2002: Earnhardt swept the races at Talladega for his only victories on the Cup circuit, establishing himself as an excellent restrictor-plate racer. He also won two of the three Xfinity Series races he entered, at Daytona and Richmond.

2003: Earnhardt set a record by winning his fourth consecutive Cup race at Talladega, the circuit’s biggest track, in April. He also won twice at Daytona, in the Budweiser Shootout and a Daytona 500 qualifying race. His win at Phoenix International Raceway in the fall helped cap a season with two wins, 13 top-fives and 21 top-10s. He finished third in the standings, the highest of his career. Fans voted him the Most Popular Driver, an award he has won every year since.

2004: Earnhardt notched one of the biggest victories of his career when he won the Daytona 500, earning $1.5 million and the Harley J. Earl trophy. He went on to win at Atlanta Motor Speedway, Richmond, Bristol Motor Speedway, Talladega and Phoenix. He qualified for the Chase for the Sprint Cup in the first year of the playoff and finished sixth overall. As a team co-owner with DEI for Martin Truex Jr.’s Xfinity car, he won his first title as an owner.

A look at Dale Earnhardt Jr.'s career

2005: His sole win came at Chicagoland Speedway, and he missed the Chase, finishing 19th in the standings — his lowest result to date. As a team owner, he won the Xfinity Series championship for the second year in a row.

2006: Earnhardt continued to show his prowess at Richmond, taking his third victory at the track in May after starting 10th but falling back to 28th place at the start. It was his only win of the season.

2007: Earnhardt left DEI after eight years at the end of a winless season and joined Hendrick Motorsports.

2008: With a new team, sponsor and car number — he left Budweiser and the No. 8 behind — Earnhardt moved to the No. 88 with the National Guard/AMP Energy. Dale won the Budweiser Shootout and one of the Gatorade Duels, both at Daytona. He also won at Michigan International Speedway — snapping a 76-race winless streak. He ended the season with 10 top-fives and 16 top-10s and qualified for the Chase, finishing 12th, in his first year with Hendrick.

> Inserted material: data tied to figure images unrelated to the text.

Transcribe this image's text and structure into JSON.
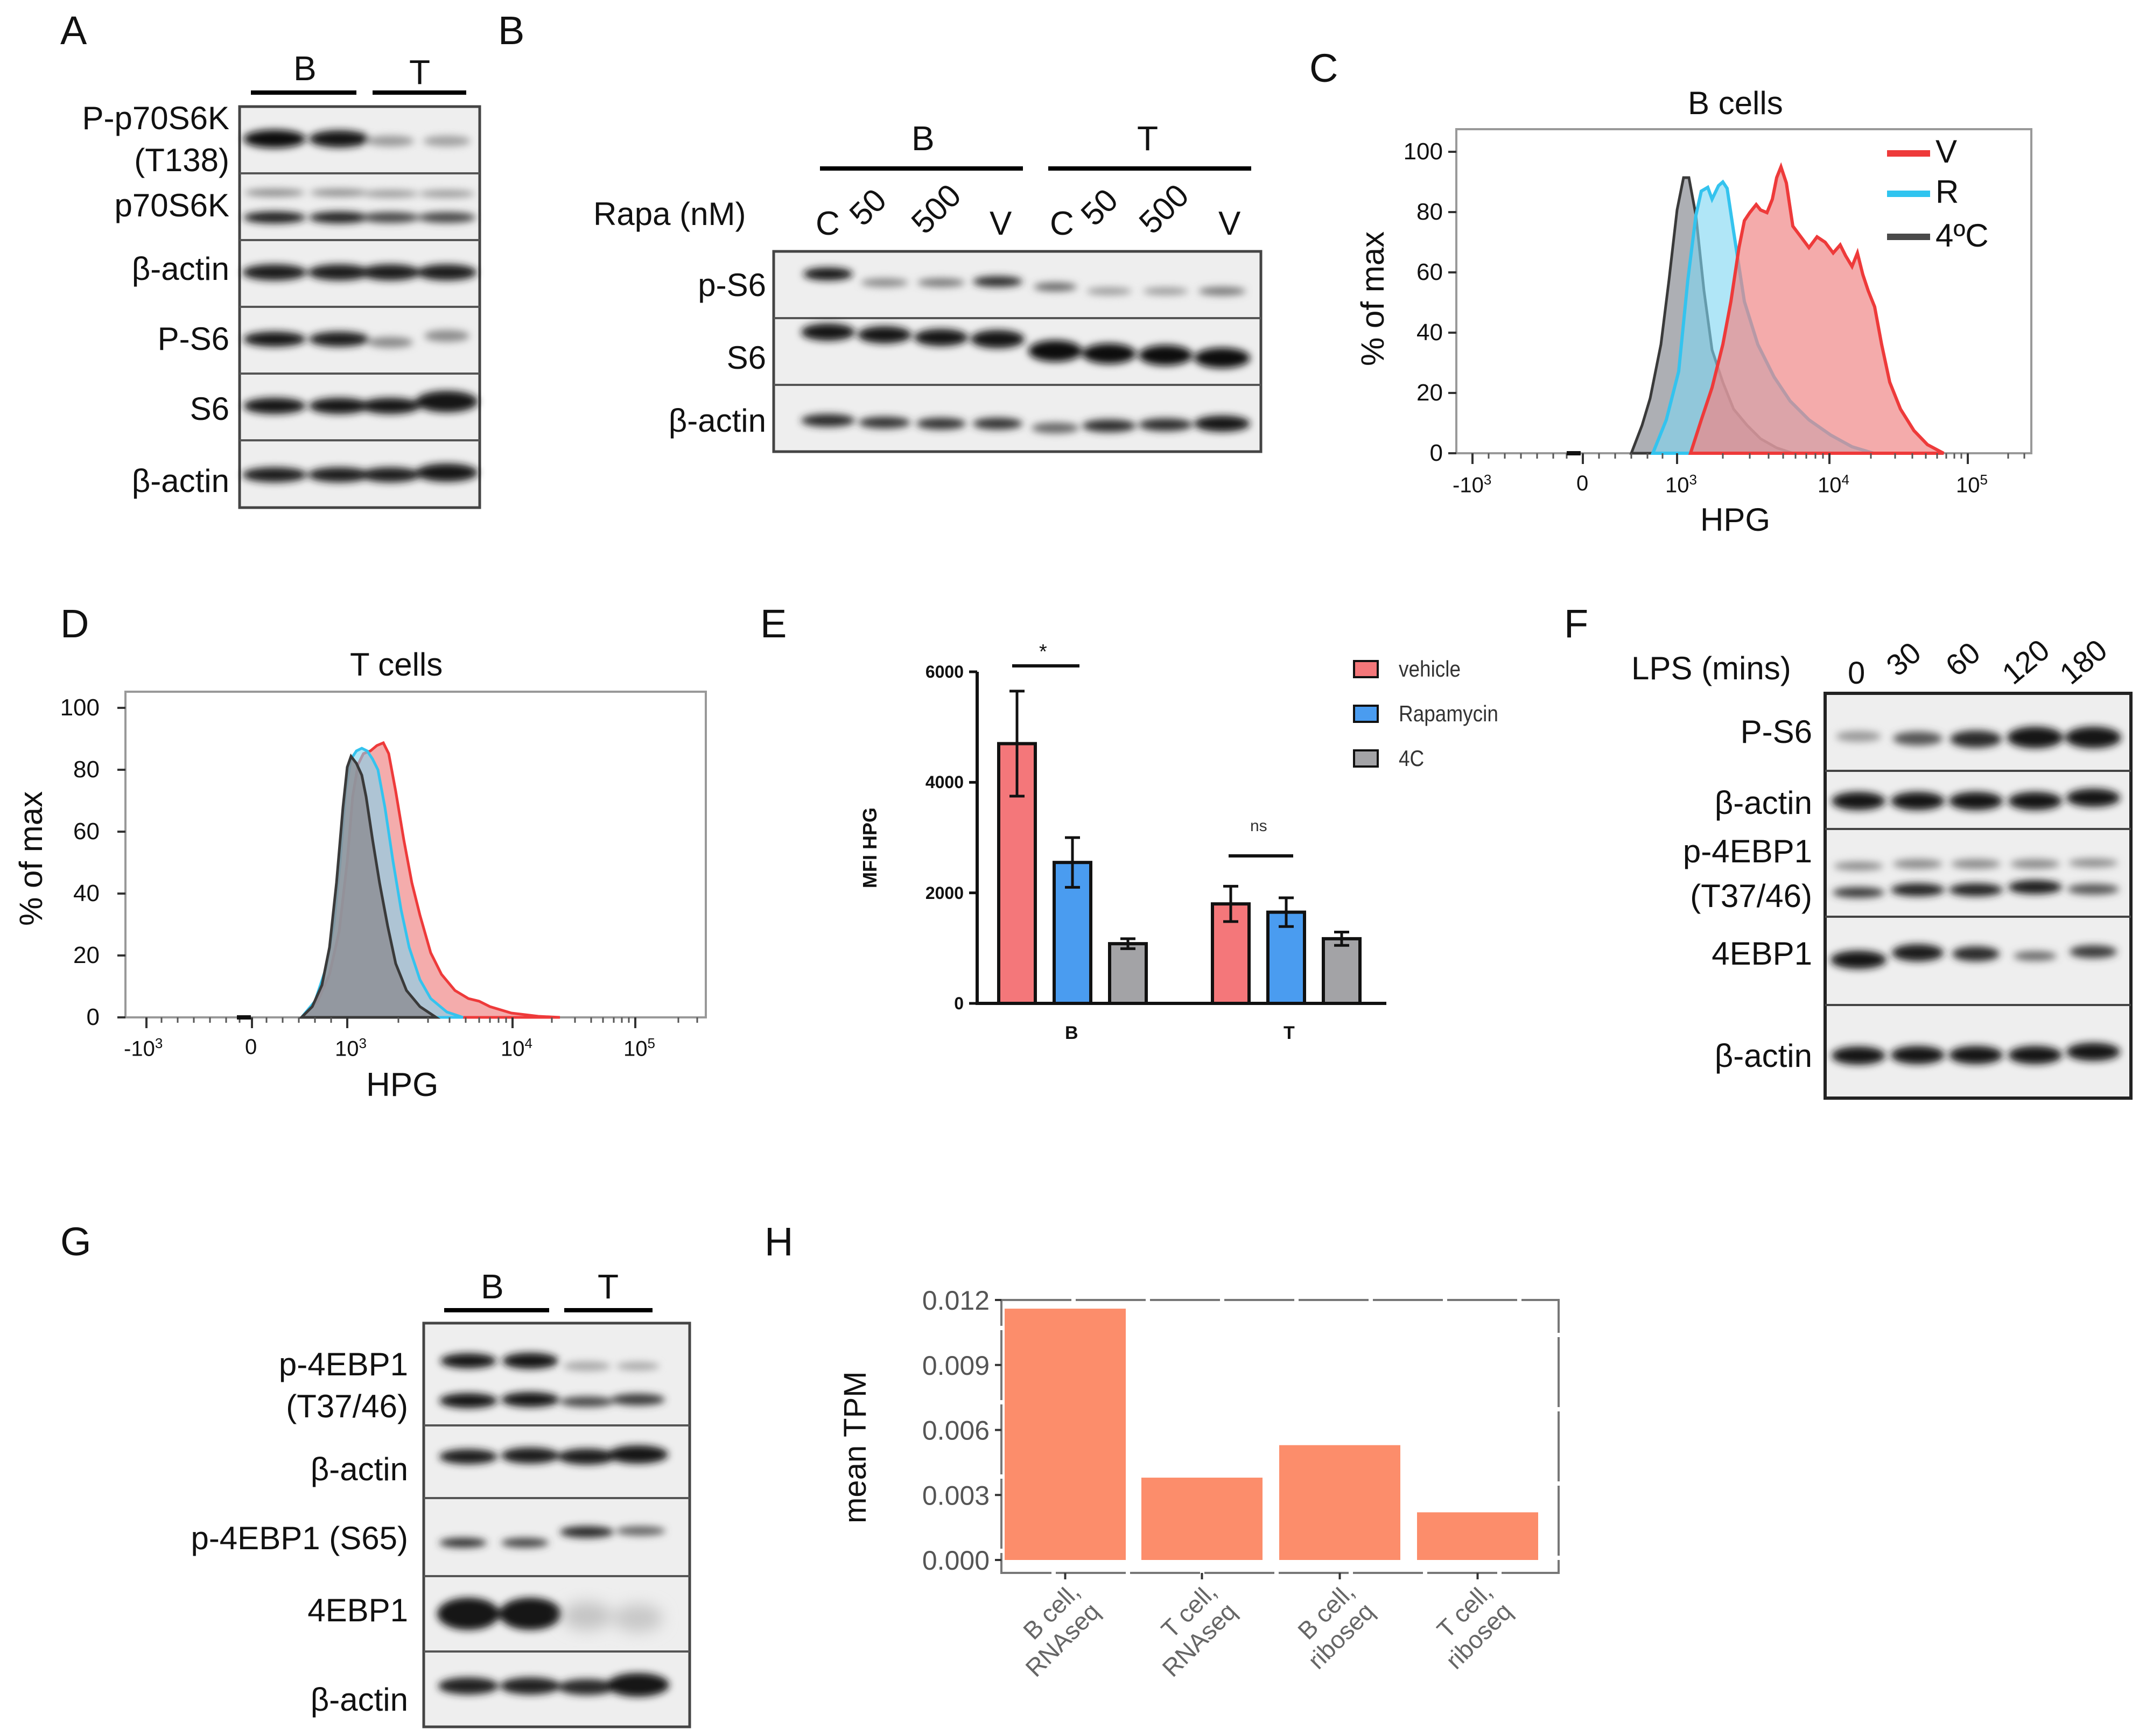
{
  "panel_labels": {
    "a": "A",
    "b": "B",
    "c": "C",
    "d": "D",
    "e": "E",
    "f": "F",
    "g": "G",
    "h": "H"
  },
  "blot_a": {
    "groups": [
      "B",
      "T"
    ],
    "rows": [
      "P-p70S6K",
      "(T138)",
      "p70S6K",
      "β-actin",
      "P-S6",
      "S6",
      "β-actin"
    ]
  },
  "blot_b": {
    "groups": [
      "B",
      "T"
    ],
    "treatment_label": "Rapa (nM)",
    "lanes": [
      "C",
      "50",
      "500",
      "V",
      "C",
      "50",
      "500",
      "V"
    ],
    "rows": [
      "p-S6",
      "S6",
      "β-actin"
    ]
  },
  "hist_c": {
    "title": "B cells",
    "xlabel": "HPG",
    "ylabel": "% of max",
    "yticks": [
      "0",
      "20",
      "40",
      "60",
      "80",
      "100"
    ],
    "legend": [
      {
        "label": "V",
        "color": "#ee3a3a"
      },
      {
        "label": "R",
        "color": "#2fc4ef"
      },
      {
        "label": "4ºC",
        "color": "#4a4a4a"
      }
    ]
  },
  "hist_d": {
    "title": "T cells",
    "xlabel": "HPG",
    "ylabel": "% of max",
    "yticks": [
      "0",
      "20",
      "40",
      "60",
      "80",
      "100"
    ]
  },
  "hist_xticks": {
    "neg": "-10",
    "zero": "0",
    "t3": "10",
    "t4": "10",
    "t5": "10",
    "neg_exp": "3",
    "e3": "3",
    "e4": "4",
    "e5": "5"
  },
  "chart_data": [
    {
      "id": "E",
      "type": "bar",
      "categories": [
        "B",
        "T"
      ],
      "series": [
        {
          "name": "vehicle",
          "values": [
            4700,
            1800
          ],
          "errors": [
            950,
            320
          ],
          "color": "#f4777a"
        },
        {
          "name": "Rapamycin",
          "values": [
            2550,
            1650
          ],
          "errors": [
            450,
            260
          ],
          "color": "#4a9cf0"
        },
        {
          "name": "4C",
          "values": [
            1080,
            1170
          ],
          "errors": [
            90,
            120
          ],
          "color": "#a3a3a6"
        }
      ],
      "ylabel": "MFI HPG",
      "ylim": [
        0,
        6000
      ],
      "yticks": [
        0,
        2000,
        4000,
        6000
      ],
      "significance": [
        "*",
        "ns"
      ],
      "legend_placement": "top-right"
    },
    {
      "id": "H",
      "type": "bar",
      "categories": [
        "B cell,\nRNAseq",
        "T cell,\nRNAseq",
        "B cell,\nriboseq",
        "T cell,\nriboseq"
      ],
      "values": [
        0.0116,
        0.0038,
        0.0053,
        0.0022
      ],
      "ylabel": "mean TPM",
      "ylim": [
        0,
        0.012
      ],
      "yticks": [
        "0.000",
        "0.003",
        "0.006",
        "0.009",
        "0.012"
      ],
      "color": "#fc8d6b"
    }
  ],
  "blot_f": {
    "treatment_label": "LPS (mins)",
    "lanes": [
      "0",
      "30",
      "60",
      "120",
      "180"
    ],
    "rows": [
      "P-S6",
      "β-actin",
      "p-4EBP1",
      "(T37/46)",
      "4EBP1",
      "β-actin"
    ]
  },
  "blot_g": {
    "groups": [
      "B",
      "T"
    ],
    "rows": [
      "p-4EBP1",
      "(T37/46)",
      "β-actin",
      "p-4EBP1 (S65)",
      "4EBP1",
      "β-actin"
    ]
  }
}
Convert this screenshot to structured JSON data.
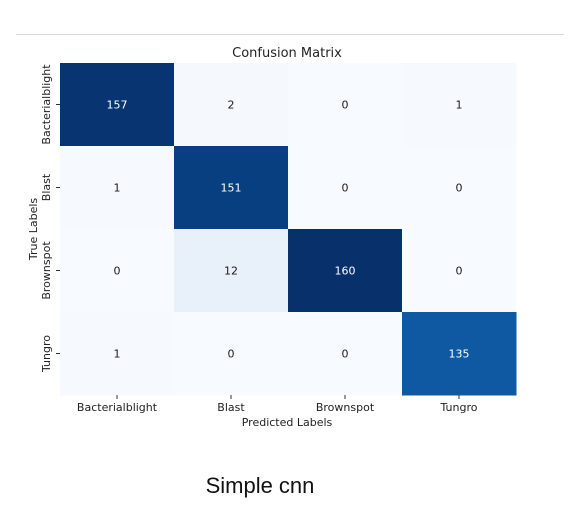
{
  "caption": "Simple cnn",
  "chart_data": {
    "type": "heatmap",
    "title": "Confusion Matrix",
    "xlabel": "Predicted Labels",
    "ylabel": "True Labels",
    "x_categories": [
      "Bacterialblight",
      "Blast",
      "Brownspot",
      "Tungro"
    ],
    "y_categories": [
      "Bacterialblight",
      "Blast",
      "Brownspot",
      "Tungro"
    ],
    "values": [
      [
        157,
        2,
        0,
        1
      ],
      [
        1,
        151,
        0,
        0
      ],
      [
        0,
        12,
        160,
        0
      ],
      [
        1,
        0,
        0,
        135
      ]
    ],
    "colormap": "Blues",
    "colorbar": false,
    "low_color": "#f7fbff",
    "high_color": "#08306b"
  }
}
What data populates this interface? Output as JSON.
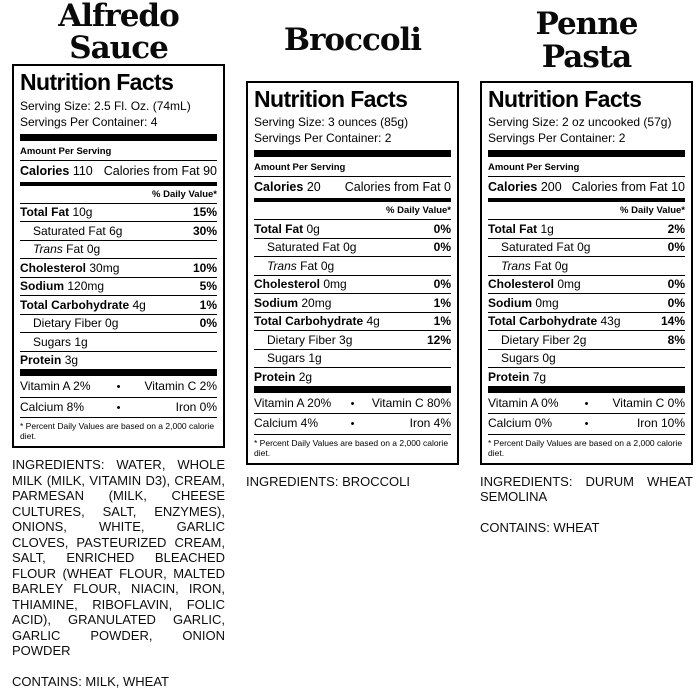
{
  "columns": [
    {
      "title": "Alfredo Sauce",
      "label": {
        "heading": "Nutrition Facts",
        "serving_size": "Serving Size: 2.5 Fl. Oz. (74mL)",
        "servings_per_container": "Servings Per Container: 4",
        "amount_per_serving": "Amount Per Serving",
        "calories_label": "Calories",
        "calories_value": "110",
        "calories_from_fat": "Calories from Fat 90",
        "daily_value_header": "% Daily Value*",
        "rows": [
          {
            "name": "Total Fat",
            "amount": "10g",
            "dv": "15%"
          },
          {
            "name": "Saturated Fat",
            "amount": "6g",
            "dv": "30%"
          },
          {
            "name": "Trans",
            "amount": "Fat 0g",
            "dv": ""
          },
          {
            "name": "Cholesterol",
            "amount": "30mg",
            "dv": "10%"
          },
          {
            "name": "Sodium",
            "amount": "120mg",
            "dv": "5%"
          },
          {
            "name": "Total Carbohydrate",
            "amount": "4g",
            "dv": "1%"
          },
          {
            "name": "Dietary Fiber",
            "amount": "0g",
            "dv": "0%"
          },
          {
            "name": "Sugars",
            "amount": "1g",
            "dv": ""
          },
          {
            "name": "Protein",
            "amount": "3g",
            "dv": ""
          }
        ],
        "micronutrients": [
          {
            "left": "Vitamin A 2%",
            "right": "Vitamin C 2%"
          },
          {
            "left": "Calcium 8%",
            "right": "Iron 0%"
          }
        ],
        "bullet": "•",
        "footnote": "* Percent Daily Values are based on a 2,000 calorie diet."
      },
      "ingredients": "INGREDIENTS: WATER, WHOLE MILK (MILK, VITAMIN D3), CREAM, PARMESAN (MILK, CHEESE CULTURES, SALT, ENZYMES), ONIONS, WHITE, GARLIC CLOVES, PASTEURIZED CREAM, SALT, ENRICHED BLEACHED FLOUR (WHEAT FLOUR, MALTED BARLEY FLOUR, NIACIN, IRON, THIAMINE, RIBOFLAVIN, FOLIC ACID), GRANULATED GARLIC, GARLIC POWDER, ONION POWDER",
      "contains": "CONTAINS: MILK, WHEAT"
    },
    {
      "title": "Broccoli",
      "label": {
        "heading": "Nutrition Facts",
        "serving_size": "Serving Size: 3 ounces (85g)",
        "servings_per_container": "Servings Per Container: 2",
        "amount_per_serving": "Amount Per Serving",
        "calories_label": "Calories",
        "calories_value": "20",
        "calories_from_fat": "Calories from Fat 0",
        "daily_value_header": "% Daily Value*",
        "rows": [
          {
            "name": "Total Fat",
            "amount": "0g",
            "dv": "0%"
          },
          {
            "name": "Saturated Fat",
            "amount": "0g",
            "dv": "0%"
          },
          {
            "name": "Trans",
            "amount": "Fat 0g",
            "dv": ""
          },
          {
            "name": "Cholesterol",
            "amount": "0mg",
            "dv": "0%"
          },
          {
            "name": "Sodium",
            "amount": "20mg",
            "dv": "1%"
          },
          {
            "name": "Total Carbohydrate",
            "amount": "4g",
            "dv": "1%"
          },
          {
            "name": "Dietary Fiber",
            "amount": "3g",
            "dv": "12%"
          },
          {
            "name": "Sugars",
            "amount": "1g",
            "dv": ""
          },
          {
            "name": "Protein",
            "amount": "2g",
            "dv": ""
          }
        ],
        "micronutrients": [
          {
            "left": "Vitamin A 20%",
            "right": "Vitamin C 80%"
          },
          {
            "left": "Calcium 4%",
            "right": "Iron 4%"
          }
        ],
        "bullet": "•",
        "footnote": "* Percent Daily Values are based on a 2,000 calorie diet."
      },
      "ingredients": "INGREDIENTS: BROCCOLI",
      "contains": ""
    },
    {
      "title": "Penne\nPasta",
      "label": {
        "heading": "Nutrition Facts",
        "serving_size": "Serving Size: 2 oz uncooked (57g)",
        "servings_per_container": "Servings Per Container: 2",
        "amount_per_serving": "Amount Per Serving",
        "calories_label": "Calories",
        "calories_value": "200",
        "calories_from_fat": "Calories from Fat 10",
        "daily_value_header": "% Daily Value*",
        "rows": [
          {
            "name": "Total Fat",
            "amount": "1g",
            "dv": "2%"
          },
          {
            "name": "Saturated Fat",
            "amount": "0g",
            "dv": "0%"
          },
          {
            "name": "Trans",
            "amount": "Fat 0g",
            "dv": ""
          },
          {
            "name": "Cholesterol",
            "amount": "0mg",
            "dv": "0%"
          },
          {
            "name": "Sodium",
            "amount": "0mg",
            "dv": "0%"
          },
          {
            "name": "Total Carbohydrate",
            "amount": "43g",
            "dv": "14%"
          },
          {
            "name": "Dietary Fiber",
            "amount": "2g",
            "dv": "8%"
          },
          {
            "name": "Sugars",
            "amount": "0g",
            "dv": ""
          },
          {
            "name": "Protein",
            "amount": "7g",
            "dv": ""
          }
        ],
        "micronutrients": [
          {
            "left": "Vitamin A 0%",
            "right": "Vitamin C 0%"
          },
          {
            "left": "Calcium 0%",
            "right": "Iron 10%"
          }
        ],
        "bullet": "•",
        "footnote": "* Percent Daily Values are based on a 2,000 calorie diet."
      },
      "ingredients": "INGREDIENTS: DURUM WHEAT SEMOLINA",
      "contains": "CONTAINS: WHEAT"
    }
  ]
}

A look at Dale Earnhardt Jr.'s career

2010: He brought back his dad’s iconic No. 3 for an Xfinity Series race at Daytona. He also won the race as a tribute to his father, but said he wouldn’t race the No. 3 again.

2011: After three seasons with cousin Tony Eury Jr. or Lance McGrew atop his pit box at Hendrick, team owner Rick Hendrick made a change and assigned crew chief Steve Letarte to Earnhardt and the No. 88.

2012: Michigan again was the site of a triumph that snapped a winless streak. The June victory was Earnhardt’s first in four years — a stretch of 143 races. And his relationship with Letarte was blossoming. After a wreck at Talladega in October — the second hard hit he had taken in six weeks — Earnhardt was diagnosed with a concussion and sat out two races.

2013: Earnhardt made his 500th Cup start in October, at Charlotte. He didn’t win any races, but made the Chase based on 10 top-fives and 22 top-10s. He finished fifth, his best result since 2003.

2014: He won the Daytona 500 for the second time, giving him his 20th career victory. Earnhardt also then swept at Pocono Raceway, winning in June and August. He qualified for the Chase and many also believed he had his best shot to date at a title, but he was knocked out of the playoff at Talladega after the second round under NASCAR’s new elimination-style format. His successful season continued when he earned his first-ever victory at Martinsville Speedway the following week. Earnhardt also received the Myers Brothers Award, which honors those who have provided outstanding contributions in stock car racing. Letarte left the team after the season to pursue a broadcasting career. Meanwhile, Earnhardt won another Xfinity title as a team owner, this time with JR Motorsports and Chase Elliott.

2015: Greg Ives replaced Letarte and Earnhardt continued his recent success, winning the Budweiser Duel and Coke Zero 400 at Daytona. He also won again at Talladega and at Phoenix, which ended early due to a storm. He finished 12th in the standings.

2016: He won the Budweiser Duel for the second year in a row. Hendrick Motorsports also announced July 14 that Earnhardt would sit out at New Hampshire Motor Speedway after struggling with “concussion-like symptoms.” Alex Bowman filled in in the No. 88 Chevrolet. During a news conference at Pocono on Aug. 5, Earnhardt said he had a concussion. He also stated his desire to return and complete his contract with Hendrick. He continued to sit out and Jeff Gordon and Bowman filled in. Gordon came out of retirement to do so.

Sept. 2, 2016: Hendrick Motorsports announced Earnhardt would sit the rest of the season – 12 more races after sitting out six – while recovering from his concussion.